There has always been a nagging suspicion that the UK government did not want to include coronavirus-related deaths in care homes in its official figures

There has always been a nagging suspicion that the UK government did not want to include coronavirus-related deaths in care homes in its official figures

There has always been a nagging suspicion that the UK government did not want to include coronavirus-related deaths in care homes in its official figures.

It took a lot of external pressure and questioning to ensure that those deaths were included - a move that showed the country is second only to the USA in the number of fatalities from the virus.

The question that many people asked was, why would the UK take that attitude?

The answer is simple. There have been a large number of deaths in care homes, at least 40% of the total. That is not a palatable outcome.

Former Health Minister Jim Wells may be exaggerating by suggesting that people in care homes have been abandoned by officialdom. However, the MLA also certainly raises a debate which desperately needs to be held.

It has been revealed that 14 deaths from the virus have occurred in a single Co Down care home and that there are confirmed or suspected cases in 110 care homes.

That is a substantial proportion of the total number of homes in Northern Ireland, and registered deaths from coronavirus in care homes is the only graph in the province which continues to rise. Every other sector has plateaued or is showing a decrease.

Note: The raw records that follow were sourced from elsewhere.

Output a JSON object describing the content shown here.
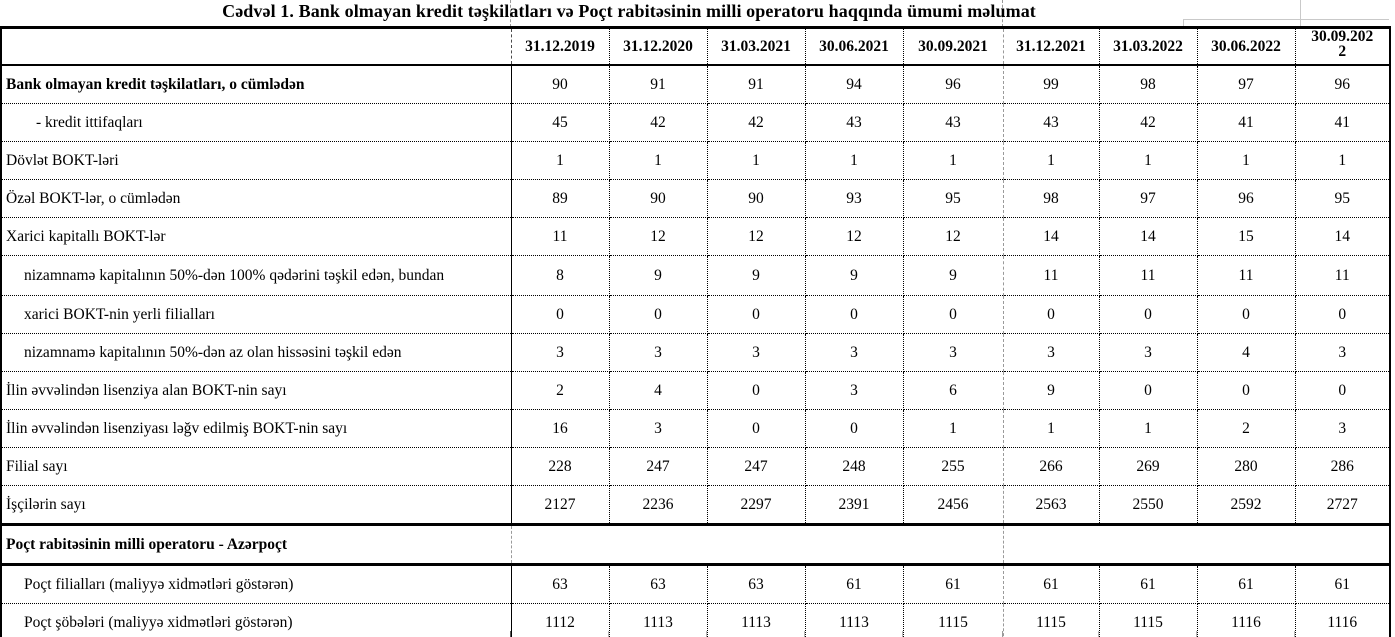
{
  "title": "Cədvəl 1. Bank olmayan kredit təşkilatları və Poçt rabitəsinin milli operatoru haqqında ümumi məlumat",
  "colors": {
    "text": "#000000",
    "border": "#000000",
    "page_break_line": "#9a9a9a",
    "gridline": "#c9c9c9",
    "background": "#ffffff"
  },
  "chart_data": {
    "type": "table",
    "title": "Cədvəl 1. Bank olmayan kredit təşkilatları və Poçt rabitəsinin milli operatoru haqqında ümumi məlumat",
    "columns": [
      "31.12.2019",
      "31.12.2020",
      "31.03.2021",
      "30.06.2021",
      "30.09.2021",
      "31.12.2021",
      "31.03.2022",
      "30.06.2022",
      "30.09.2022"
    ],
    "rows": [
      {
        "label": "Bank olmayan kredit təşkilatları, o cümlədən",
        "bold": true,
        "indent": 0,
        "values": [
          90,
          91,
          91,
          94,
          96,
          99,
          98,
          97,
          96
        ]
      },
      {
        "label": "- kredit ittifaqları",
        "bold": false,
        "indent": 1,
        "values": [
          45,
          42,
          42,
          43,
          43,
          43,
          42,
          41,
          41
        ]
      },
      {
        "label": "Dövlət BOKT-ləri",
        "bold": false,
        "indent": 0,
        "values": [
          1,
          1,
          1,
          1,
          1,
          1,
          1,
          1,
          1
        ]
      },
      {
        "label": "Özəl BOKT-lər, o cümlədən",
        "bold": false,
        "indent": 0,
        "values": [
          89,
          90,
          90,
          93,
          95,
          98,
          97,
          96,
          95
        ]
      },
      {
        "label": "Xarici kapitallı BOKT-lər",
        "bold": false,
        "indent": 0,
        "values": [
          11,
          12,
          12,
          12,
          12,
          14,
          14,
          15,
          14
        ]
      },
      {
        "label": "nizamnamə kapitalının 50%-dən 100% qədərini təşkil edən, bundan",
        "bold": false,
        "indent": 2,
        "twoline": true,
        "values": [
          8,
          9,
          9,
          9,
          9,
          11,
          11,
          11,
          11
        ]
      },
      {
        "label": "xarici BOKT-nin yerli filialları",
        "bold": false,
        "indent": 2,
        "values": [
          0,
          0,
          0,
          0,
          0,
          0,
          0,
          0,
          0
        ]
      },
      {
        "label": "nizamnamə kapitalının 50%-dən az olan hissəsini  təşkil edən",
        "bold": false,
        "indent": 2,
        "values": [
          3,
          3,
          3,
          3,
          3,
          3,
          3,
          4,
          3
        ]
      },
      {
        "label": "İlin əvvəlindən lisenziya alan BOKT-nin sayı",
        "bold": false,
        "indent": 0,
        "values": [
          2,
          4,
          0,
          3,
          6,
          9,
          0,
          0,
          0
        ]
      },
      {
        "label": "İlin əvvəlindən lisenziyası ləğv edilmiş BOKT-nin sayı",
        "bold": false,
        "indent": 0,
        "values": [
          16,
          3,
          0,
          0,
          1,
          1,
          1,
          2,
          3
        ]
      },
      {
        "label": "Filial sayı",
        "bold": false,
        "indent": 0,
        "values": [
          228,
          247,
          247,
          248,
          255,
          266,
          269,
          280,
          286
        ]
      },
      {
        "label": "İşçilərin sayı",
        "bold": false,
        "indent": 0,
        "values": [
          2127,
          2236,
          2297,
          2391,
          2456,
          2563,
          2550,
          2592,
          2727
        ]
      },
      {
        "label": "Poçt rabitəsinin milli operatoru - Azərpoçt",
        "bold": true,
        "indent": 0,
        "section": true,
        "values": [
          "",
          "",
          "",
          "",
          "",
          "",
          "",
          "",
          ""
        ]
      },
      {
        "label": "Poçt filialları (maliyyə xidmətləri göstərən)",
        "bold": false,
        "indent": 2,
        "values": [
          63,
          63,
          63,
          61,
          61,
          61,
          61,
          61,
          61
        ]
      },
      {
        "label": "Poçt şöbələri (maliyyə xidmətləri göstərən)",
        "bold": false,
        "indent": 2,
        "values": [
          1112,
          1113,
          1113,
          1113,
          1115,
          1115,
          1115,
          1116,
          1116
        ]
      }
    ]
  }
}
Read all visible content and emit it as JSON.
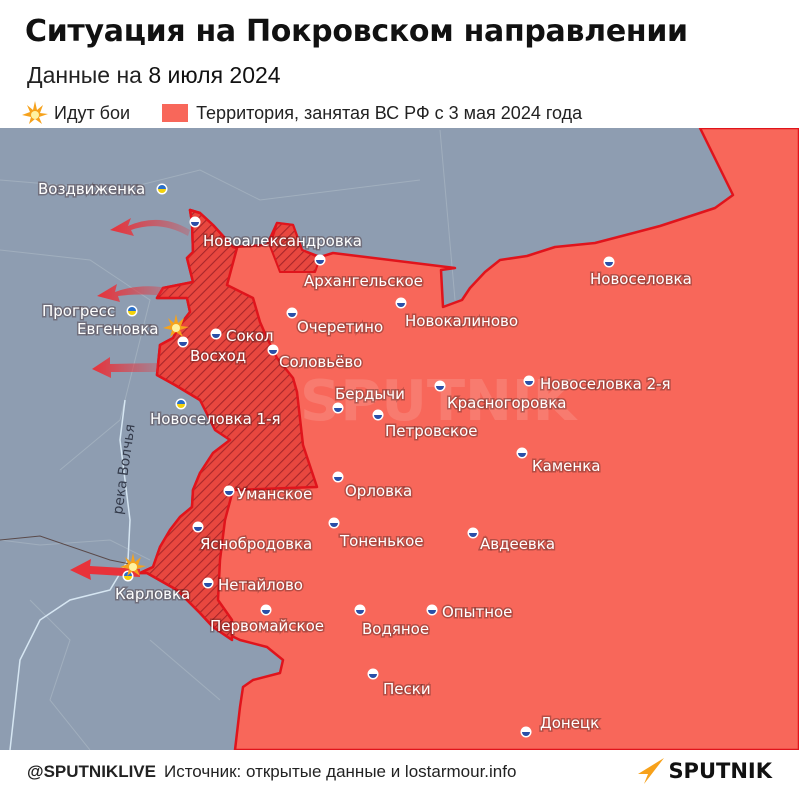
{
  "header": {
    "title": "Ситуация на Покровском направлении",
    "subtitle_prefix": "Данные на",
    "subtitle_date": "8 июля 2024"
  },
  "legend": {
    "fighting_icon": "explosion-icon",
    "fighting_label": "Идут бои",
    "territory_label": "Территория, занятая ВС РФ с 3 мая 2024 года",
    "territory_color": "#f8675a"
  },
  "colors": {
    "map_background": "#8e9db1",
    "occupied": "#f8675a",
    "occupied_since_may": "#e8473f",
    "front_line": "#e0141c",
    "arrow": "#e8323a"
  },
  "map": {
    "river_label": "река Волчья",
    "watermark": "SPUTNIK",
    "cities": [
      {
        "name": "Воздвиженка",
        "side": "ua"
      },
      {
        "name": "Новоалександровка",
        "side": "ru"
      },
      {
        "name": "Архангельское",
        "side": "ru"
      },
      {
        "name": "Новоселовка",
        "side": "ru"
      },
      {
        "name": "Прогресс",
        "side": "ua"
      },
      {
        "name": "Евгеновка",
        "side": "none"
      },
      {
        "name": "Сокол",
        "side": "ru"
      },
      {
        "name": "Восход",
        "side": "ru"
      },
      {
        "name": "Очеретино",
        "side": "ru"
      },
      {
        "name": "Новокалиново",
        "side": "ru"
      },
      {
        "name": "Соловьёво",
        "side": "ru"
      },
      {
        "name": "Бердычи",
        "side": "ru"
      },
      {
        "name": "Красногоровка",
        "side": "ru"
      },
      {
        "name": "Новоселовка 2-я",
        "side": "ru"
      },
      {
        "name": "Новоселовка 1-я",
        "side": "ua"
      },
      {
        "name": "Петровское",
        "side": "ru"
      },
      {
        "name": "Каменка",
        "side": "ru"
      },
      {
        "name": "Уманское",
        "side": "ru"
      },
      {
        "name": "Орловка",
        "side": "ru"
      },
      {
        "name": "Яснобродовка",
        "side": "ru"
      },
      {
        "name": "Тоненькое",
        "side": "ru"
      },
      {
        "name": "Авдеевка",
        "side": "ru"
      },
      {
        "name": "Карловка",
        "side": "ua"
      },
      {
        "name": "Нетайлово",
        "side": "ru"
      },
      {
        "name": "Первомайское",
        "side": "ru"
      },
      {
        "name": "Водяное",
        "side": "ru"
      },
      {
        "name": "Опытное",
        "side": "ru"
      },
      {
        "name": "Пески",
        "side": "ru"
      },
      {
        "name": "Донецк",
        "side": "ru"
      }
    ]
  },
  "footer": {
    "handle": "@SPUTNIKLIVE",
    "source": "Источник: открытые данные и lostarmour.info",
    "logo_text": "SPUTNIK",
    "logo_color": "#f7a11a"
  }
}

We cannot blame the staff in those care homes who have been faced with duties of care for which they were not prepared did not anticipate.

They have performed heroically, given that those in their care are most obviously among the most vulnerable.

Many have even stayed in the homes in an attempt to prevent the virus being carried in to residents.

What we need are answers to the following questions.

Why did it take so long to provide care home workers with adequate personal protection equipment, even though the shortage was well publicised?

What protocols were put in place to protect the aged residents?

Why does the death toll in care homes continue to rise?

What is being done now to bring the situation under control?

If these were children's homes, there would be a national outcry.

Surely officialdom does not regard residents of care homes as people in the twilight of life whose deaths, if not inevitable, are to be expected?

When we look back on this pandemic, we may well regard the deaths in care homes as a national scandal.